Quelle douleur, ces souvenirs me tuent. Quand il est descendu du bus, j'ai vu son pantalon et sa chemise déchirés. Ses yeux étaient enfoncés comme s'il n'avait pas dormi depuis des années. Sale comme un révolutionnaire descendant des montagnes, maigre et chauve. Je me suis mis en colère et je lui ai demandé d'où il venait. Je ne comprenais pas ce qui se passait. Il m'a juste dit : " Ne vous inquiétez pas, j'aime bien où je suis." Malgré ses paroles, je lui ai tordu le bras et lui ai dit de partir avec moi tout de suite. Cependant, il m'a dit quelque chose qui me trotte dans la tête encore et encore dans la tête : "tu sais que je fais toujours ce que tu veux, donne-moi une chance de faire ce que je veux, j'aime ça et je veux te donner ce titre". Il ne voulait pas retourner à la maison. Cela m'a rendu très triste. Parfois, je me sens coupable de ne pas l'avoir pris de force. Mais je sais que je ne suis pas un voyant pour savoir ce qui allait se passer. La seule chose qui me reste, c'est la satisfaction de la communication étroite que nous avons eue à partir de ce moment. On se parlait trois fois par jour, tout le temps.

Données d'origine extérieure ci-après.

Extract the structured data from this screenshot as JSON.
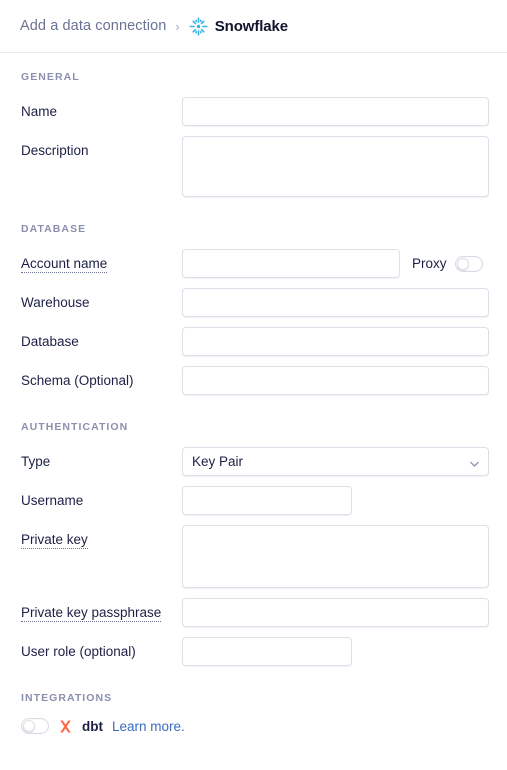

J'ai l'impression de le décevoir parce que je ne le trouve pas, je ne sais pas quoi faire pour les trouver. J'ai l'impression d'être une ordure de ne pas l'avoir trouvé. Parfois, je pense à la dernière lettre qu'il m'a envoyée. Il n'était plus si expressif, il ne nous a pas dit" je t'aime beaucoup papa ou je t'aime beaucoup maman". Dans cette lettre, il m'a dit qu'il reconnaissait tout ce que j' avais fait pour lui, qu'il comprenait maintenant ce qui se passait. Comme j'étais grand, que j'étais un bon père. Là, la voix est tombée comme dans un puits en écho et est revenue en s'écrasant, pour être libérée en larmes.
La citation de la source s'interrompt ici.